If a tip will be directly secured to the horn by a threaded fastener then the threads must be in the direction of horn vibration (e.g., see figures 1 and 2). This will place the threads in tension. If the threads are transverse to the direction of horn vibration then the threads will be placed in shear. In this case the inertial force and loading force on the tip will be too large for the threads to resist. This will allow the tip to slide at the tip-horn interface which will lead to heating there and likely fastener failure. (This recommendation may possibly be ignored if the amplitude is sufficiently small. In that case, however, a replaceable tip would seldom be needed to combat wear.)
In a clamped attachment, the tip is secured by a means that is external to the actual tip. For example, this may be means of a nut (figure 2), pinch clamp (figure X), set screw (figure 4), screws (figure 3), etc.
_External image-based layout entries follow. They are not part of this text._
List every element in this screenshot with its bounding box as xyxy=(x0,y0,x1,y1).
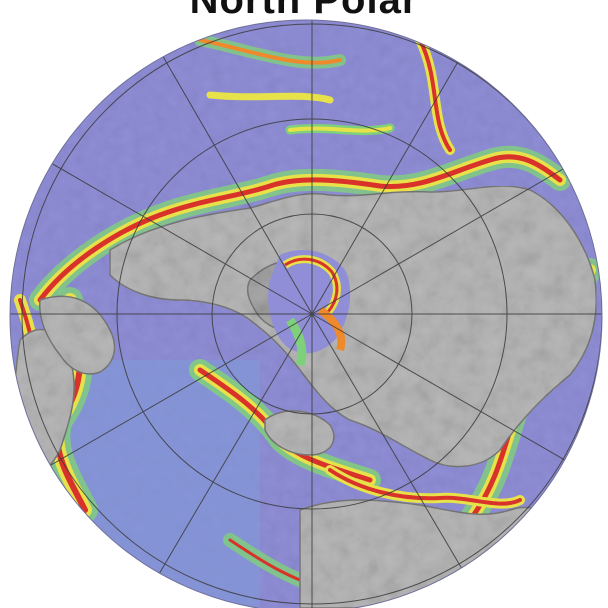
meridian-line xyxy=(138,20,313,315)
meridian-line xyxy=(12,313,313,488)
landmass-left-peninsula xyxy=(39,295,116,375)
figure-title: North Polar xyxy=(189,0,419,22)
landmass-lower-right xyxy=(299,499,561,608)
meridian-line xyxy=(311,20,486,315)
meridian-line xyxy=(311,313,602,486)
landmass-eurasia xyxy=(109,185,598,468)
map-border xyxy=(9,19,603,608)
meridian-line xyxy=(138,313,313,608)
meridian-line xyxy=(12,140,313,315)
meridian-line xyxy=(311,142,602,315)
meridian-line xyxy=(311,313,486,608)
landmass-island xyxy=(264,410,335,456)
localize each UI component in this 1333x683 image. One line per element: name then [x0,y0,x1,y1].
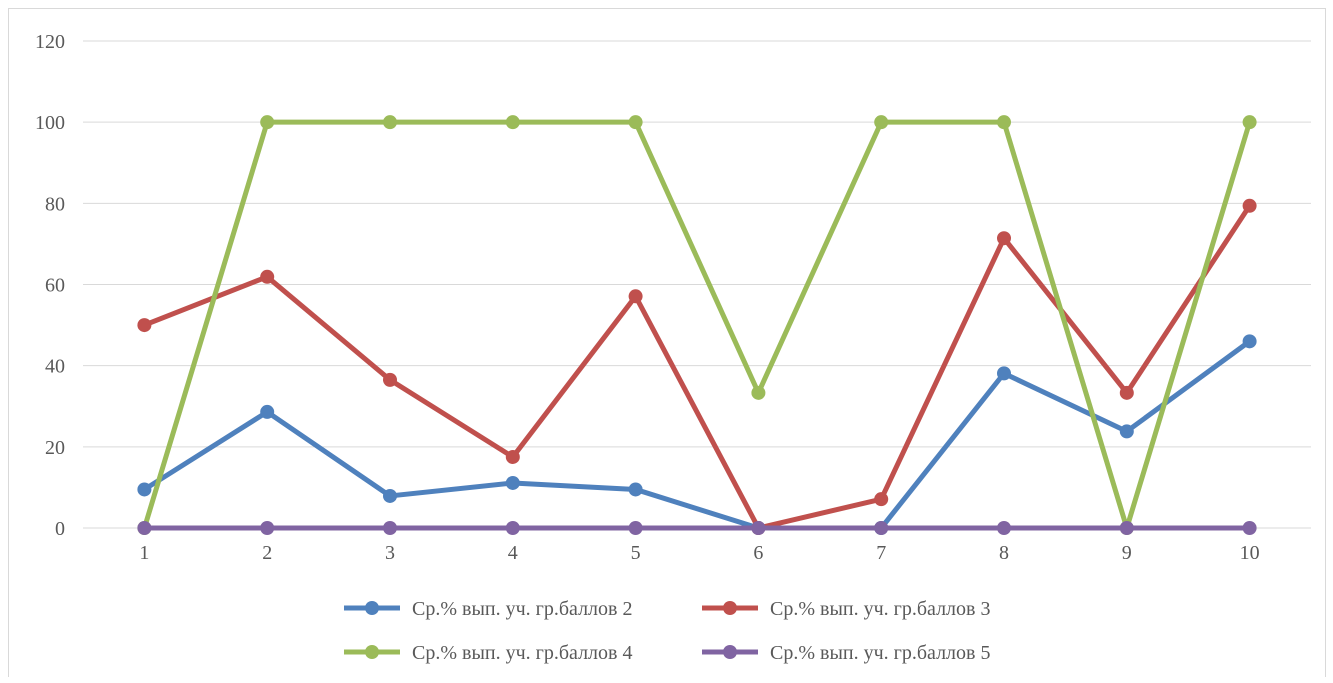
series-2 [137,198,1257,535]
legend-item: Ср.% вып. уч. гр.баллов 5 [702,642,990,664]
data-point [628,521,643,535]
data-point [1242,334,1257,349]
series-3 [137,115,1257,535]
data-point [137,482,152,497]
y-tick-label: 120 [35,31,65,53]
x-tick-label: 4 [508,542,518,564]
y-tick-label: 40 [45,356,65,378]
data-point [505,449,520,464]
data-point [1119,385,1134,400]
data-point [1242,115,1257,130]
data-point [997,115,1011,130]
data-point [1242,198,1257,213]
x-tick-label: 1 [139,542,149,564]
series-lines [137,115,1257,535]
x-tick-label: 3 [385,542,395,564]
data-point [874,492,889,507]
data-point [1242,521,1257,535]
data-point [628,115,643,130]
data-point [505,115,520,130]
x-tick-label: 2 [262,542,272,564]
legend-label: Ср.% вып. уч. гр.баллов 4 [412,642,632,664]
data-point [383,372,397,387]
data-point [260,115,275,130]
legend-marker [723,601,737,615]
y-axis-tick-labels: 0 20 40 60 80 100 120 [35,31,65,540]
data-point [997,521,1011,535]
legend-label: Ср.% вып. уч. гр.баллов 2 [412,598,632,620]
x-tick-label: 6 [753,542,763,564]
x-tick-label: 10 [1240,542,1260,564]
legend-marker [365,645,379,659]
series-line [141,119,1253,531]
y-tick-label: 100 [35,112,65,134]
x-tick-label: 7 [876,542,886,564]
data-point [137,521,152,535]
data-point [383,521,397,535]
chart-area: 0 20 40 60 80 100 120 1 2 3 4 5 6 7 8 9 10 Ср.% вып. уч… [8,8,1326,677]
data-point [505,475,520,490]
legend-item: Ср.% вып. уч. гр.баллов 4 [344,642,632,664]
y-tick-label: 20 [45,437,65,459]
legend: Ср.% вып. уч. гр.баллов 2 Ср.% вып. уч. г… [344,598,990,664]
legend-marker [365,601,379,615]
data-point [628,482,643,497]
series-1 [137,334,1257,535]
legend-label: Ср.% вып. уч. гр.баллов 5 [770,642,990,664]
data-point [260,269,275,284]
data-point [260,521,275,535]
data-point [874,521,889,535]
line-chart: 0 20 40 60 80 100 120 1 2 3 4 5 6 7 8 9 10 Ср.% вып. уч… [35,31,1311,664]
data-point [751,521,766,535]
y-tick-label: 0 [55,518,65,540]
data-point [505,521,520,535]
data-point [260,404,275,419]
data-point [628,289,643,304]
data-point [1119,424,1134,439]
data-point [383,115,397,130]
data-point [997,231,1011,246]
legend-item: Ср.% вып. уч. гр.баллов 3 [702,598,990,620]
y-tick-label: 80 [45,193,65,215]
x-tick-label: 5 [631,542,641,564]
series-line [141,338,1253,531]
x-tick-label: 8 [999,542,1009,564]
data-point [137,318,152,333]
y-tick-label: 60 [45,275,65,297]
series-4 [137,521,1257,535]
legend-marker [723,645,737,659]
data-point [751,385,766,400]
data-point [997,366,1011,381]
series-line [141,203,1253,531]
data-point [1119,521,1134,535]
x-tick-label: 9 [1122,542,1132,564]
legend-item: Ср.% вып. уч. гр.баллов 2 [344,598,632,620]
data-point [383,488,397,503]
data-point [874,115,889,130]
legend-label: Ср.% вып. уч. гр.баллов 3 [770,598,990,620]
Figure 3b (Kim) shows a proposed design for a metal welding horn where a replaceable tip (the central rectangular section) is secured by four transverse screws. Although FEA suggests that this design may be successful, it will undoubtedly fail in practice because of the transverse threads and, also, because the tip is large compared to the horn (resulting in high intertial load forces).
An interference attachment can be achieved either by a locking taper fit or pressfit.
Sonobond's Wedge-Reed metal welder uses a tip with a shallow locking taper (Morse taper) which fits into a matching tapered bore in the free end of the vibrating reed (figure 5). The shown threads on the tip are not engaged with reed; instead they allow the tip to be removed via a jacking nut.
Culp used a tapered pin as a welding tip in a lateral-drive metal welder. The tapered pin was inserted into a matching reamed hole in the horn. This design was somewhat successful but the joint ultimately degraded due to the high shearing forces during welding. This design was superceded by the replaceable tip of figure 2 which was more reliable and more versatile (allowing easy orientation with multiple welding lobes).